Posted: 2024-09-06 19:00:00

Do you remember work before email? For anyone under 45 that’s a resounding “no way!” but if you’re in the second half of your career, I’m sure you can recall how work was done before email took over. It was on the phone and in person, using paper and pens, mail and faxes, and at a pace that you had some control over.

Then came the 1990s and the popularisation of individual email addresses at work (not to mention personal Hotmail addresses with the most random combination of words you could possibly think of). This was a time when email was imbued with naive possibilities before it morphed into what it is today: the scourge of the modern workplace.

Too many of us confuse constantly checking emails with being productive at work.

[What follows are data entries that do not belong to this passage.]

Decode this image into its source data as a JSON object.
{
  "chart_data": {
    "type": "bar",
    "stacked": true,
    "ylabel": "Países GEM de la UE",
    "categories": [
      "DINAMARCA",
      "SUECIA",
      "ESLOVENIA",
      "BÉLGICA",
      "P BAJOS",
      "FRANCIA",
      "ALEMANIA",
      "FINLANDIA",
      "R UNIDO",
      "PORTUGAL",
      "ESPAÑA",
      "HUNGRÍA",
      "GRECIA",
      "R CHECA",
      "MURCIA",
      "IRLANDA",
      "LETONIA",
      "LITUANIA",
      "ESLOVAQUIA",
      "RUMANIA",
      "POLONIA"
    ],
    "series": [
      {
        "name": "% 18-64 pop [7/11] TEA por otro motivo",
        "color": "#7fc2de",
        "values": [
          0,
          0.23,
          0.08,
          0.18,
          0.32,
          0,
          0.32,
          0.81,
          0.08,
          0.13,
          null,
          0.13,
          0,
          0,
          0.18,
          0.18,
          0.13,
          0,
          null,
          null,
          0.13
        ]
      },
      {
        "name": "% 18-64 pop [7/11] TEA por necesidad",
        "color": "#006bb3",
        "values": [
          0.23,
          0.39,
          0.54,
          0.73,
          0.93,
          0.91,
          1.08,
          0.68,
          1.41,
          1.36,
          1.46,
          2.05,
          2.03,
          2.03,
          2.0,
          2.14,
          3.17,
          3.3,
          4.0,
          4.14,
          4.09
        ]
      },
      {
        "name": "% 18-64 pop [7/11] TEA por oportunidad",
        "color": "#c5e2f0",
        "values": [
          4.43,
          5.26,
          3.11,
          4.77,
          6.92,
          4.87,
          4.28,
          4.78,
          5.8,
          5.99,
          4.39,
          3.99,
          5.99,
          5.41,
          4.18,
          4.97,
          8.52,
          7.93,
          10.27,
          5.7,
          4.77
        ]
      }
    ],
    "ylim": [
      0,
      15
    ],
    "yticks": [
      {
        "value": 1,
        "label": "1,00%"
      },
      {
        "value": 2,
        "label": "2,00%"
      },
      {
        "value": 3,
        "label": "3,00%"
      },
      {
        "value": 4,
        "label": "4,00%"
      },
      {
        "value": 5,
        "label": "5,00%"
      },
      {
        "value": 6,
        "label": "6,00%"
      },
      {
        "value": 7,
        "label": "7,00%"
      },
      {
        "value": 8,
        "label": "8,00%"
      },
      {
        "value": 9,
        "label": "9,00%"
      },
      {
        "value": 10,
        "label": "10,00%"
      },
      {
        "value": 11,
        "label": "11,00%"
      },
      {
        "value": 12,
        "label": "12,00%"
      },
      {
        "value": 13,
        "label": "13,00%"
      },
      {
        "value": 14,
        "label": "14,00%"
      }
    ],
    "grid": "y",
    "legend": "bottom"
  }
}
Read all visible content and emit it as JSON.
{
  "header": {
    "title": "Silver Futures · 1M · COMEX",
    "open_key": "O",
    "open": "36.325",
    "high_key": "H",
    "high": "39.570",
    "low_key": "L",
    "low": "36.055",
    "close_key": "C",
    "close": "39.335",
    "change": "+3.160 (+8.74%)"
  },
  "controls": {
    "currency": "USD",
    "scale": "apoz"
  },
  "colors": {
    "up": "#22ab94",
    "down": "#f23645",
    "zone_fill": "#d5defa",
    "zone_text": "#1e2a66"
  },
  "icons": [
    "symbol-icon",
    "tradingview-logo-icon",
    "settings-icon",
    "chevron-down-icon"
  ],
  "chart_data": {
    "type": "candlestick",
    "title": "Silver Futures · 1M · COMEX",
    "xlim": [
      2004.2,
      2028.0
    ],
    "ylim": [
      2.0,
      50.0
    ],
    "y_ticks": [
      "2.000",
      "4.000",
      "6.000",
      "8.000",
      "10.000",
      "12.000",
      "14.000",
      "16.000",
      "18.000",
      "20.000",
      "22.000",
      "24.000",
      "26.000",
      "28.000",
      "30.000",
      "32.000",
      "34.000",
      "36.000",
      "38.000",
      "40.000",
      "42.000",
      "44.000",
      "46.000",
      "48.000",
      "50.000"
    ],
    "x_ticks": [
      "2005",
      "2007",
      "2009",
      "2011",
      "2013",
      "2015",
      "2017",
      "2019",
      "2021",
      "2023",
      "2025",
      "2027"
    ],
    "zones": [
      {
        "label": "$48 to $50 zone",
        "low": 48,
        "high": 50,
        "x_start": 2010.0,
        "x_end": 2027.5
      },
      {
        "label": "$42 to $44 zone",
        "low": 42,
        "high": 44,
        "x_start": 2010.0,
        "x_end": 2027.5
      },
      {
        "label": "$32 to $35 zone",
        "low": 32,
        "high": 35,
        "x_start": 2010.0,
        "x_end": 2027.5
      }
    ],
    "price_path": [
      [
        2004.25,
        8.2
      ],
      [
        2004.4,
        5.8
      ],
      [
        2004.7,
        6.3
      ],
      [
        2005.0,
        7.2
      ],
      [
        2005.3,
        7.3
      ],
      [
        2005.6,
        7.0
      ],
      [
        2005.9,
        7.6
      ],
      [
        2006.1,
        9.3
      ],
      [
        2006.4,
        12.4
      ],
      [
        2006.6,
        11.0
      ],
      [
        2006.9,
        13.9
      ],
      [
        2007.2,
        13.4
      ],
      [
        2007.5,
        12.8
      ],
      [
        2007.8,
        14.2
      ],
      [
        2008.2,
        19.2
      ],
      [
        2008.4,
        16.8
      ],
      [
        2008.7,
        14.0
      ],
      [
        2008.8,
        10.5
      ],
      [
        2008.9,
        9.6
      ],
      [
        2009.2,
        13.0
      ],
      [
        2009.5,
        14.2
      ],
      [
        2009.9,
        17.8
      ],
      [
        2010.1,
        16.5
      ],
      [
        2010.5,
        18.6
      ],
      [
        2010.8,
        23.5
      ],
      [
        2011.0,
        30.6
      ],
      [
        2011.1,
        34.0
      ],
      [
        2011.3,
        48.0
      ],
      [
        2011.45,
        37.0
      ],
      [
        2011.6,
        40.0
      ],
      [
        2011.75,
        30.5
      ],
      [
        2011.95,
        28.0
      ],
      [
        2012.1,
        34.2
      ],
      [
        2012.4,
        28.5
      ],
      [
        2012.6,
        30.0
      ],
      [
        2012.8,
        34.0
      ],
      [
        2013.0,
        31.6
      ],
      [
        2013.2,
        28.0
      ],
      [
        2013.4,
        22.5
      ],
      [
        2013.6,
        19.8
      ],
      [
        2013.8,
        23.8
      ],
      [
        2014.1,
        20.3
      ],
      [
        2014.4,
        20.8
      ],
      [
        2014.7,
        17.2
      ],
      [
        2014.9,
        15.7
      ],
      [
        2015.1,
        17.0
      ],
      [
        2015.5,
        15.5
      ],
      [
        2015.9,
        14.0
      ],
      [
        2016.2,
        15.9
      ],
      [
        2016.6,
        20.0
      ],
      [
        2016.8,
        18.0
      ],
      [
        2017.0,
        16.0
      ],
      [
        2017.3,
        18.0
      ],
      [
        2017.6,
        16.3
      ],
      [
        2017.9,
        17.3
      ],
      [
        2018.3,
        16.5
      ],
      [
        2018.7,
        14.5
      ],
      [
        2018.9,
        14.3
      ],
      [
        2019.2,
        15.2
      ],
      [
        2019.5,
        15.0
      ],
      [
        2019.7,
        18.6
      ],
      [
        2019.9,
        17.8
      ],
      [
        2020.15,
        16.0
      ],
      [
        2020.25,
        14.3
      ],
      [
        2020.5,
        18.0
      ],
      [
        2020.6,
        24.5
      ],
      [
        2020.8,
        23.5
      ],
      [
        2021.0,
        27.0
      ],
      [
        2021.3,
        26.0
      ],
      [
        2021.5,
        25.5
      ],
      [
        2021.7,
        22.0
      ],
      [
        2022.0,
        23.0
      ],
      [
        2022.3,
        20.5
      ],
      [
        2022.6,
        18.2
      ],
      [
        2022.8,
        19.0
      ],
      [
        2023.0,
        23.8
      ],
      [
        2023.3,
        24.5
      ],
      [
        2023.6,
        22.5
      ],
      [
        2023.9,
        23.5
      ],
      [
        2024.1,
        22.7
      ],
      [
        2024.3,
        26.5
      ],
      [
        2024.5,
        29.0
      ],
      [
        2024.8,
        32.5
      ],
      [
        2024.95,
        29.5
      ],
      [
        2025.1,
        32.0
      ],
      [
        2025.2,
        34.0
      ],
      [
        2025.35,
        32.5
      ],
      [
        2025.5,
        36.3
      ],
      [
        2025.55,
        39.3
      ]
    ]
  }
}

Too many of us confuse constantly checking emails with being productive at work.Credit: Peter Riches

Yes, of course, email is extremely efficient as a communication form, but we now spend way too much of our workday using our inbox as a default homepage while a never-ending stream of messages fills up our time and headspace.

It’s been estimated that the average white-collar worker receives about 120 emails a day, or about 600 every week. Researchers from the University of California, Irvine, showed that every time we’re distracted by an interruption at work – such as the ping of a new email – it can take, on average, at least 20 minutes to regain our focus. What a deadly combination for attention spans.

Alongside the rise of email came a curious new term: “inbox zero”. If you’re not familiar with it, this means finding the time to go through all the emails you are sent so you can respond to, file or delete every message until you temporarily get your inbox folder down to zero.

Inbox zero is positioned as a magical destination that only the most enlightened of us will ever arrive at. Some people swear by it – and good on you – but for the rest of us mere mortals, I’m here to absolve you of the guilt you feel when you fire up your computer: inbox zero is a lie, and we should give up on trying to achieve it.

We now spend way too much of our workday using our inbox as a default homepage while a never-ending stream of messages fills up our time and headspace.

I tried valiantly for years to attain this revered status. Each day hundreds of fresh messages would demand my attention, and when I wasn’t pulled into meetings or doing actual work, I’d scan them for any live bombs I needed to address right away. Then I’d spend a few hours at the end of each day trying to drain the constant well of emails that just keep refilling. Sound familiar?

Once I realised it was actually impossible – physically and mentally – to stay on top of my overflowing inbox, I graduated into a kind of zen state about it. If something was really that urgent, I reasoned, it would eventually boomerang back. And with the same work email address for over 15 years, the only zeroes in my inbox were the ones tallying the tens of thousands of emails I kept accumulating. And I was OK with that.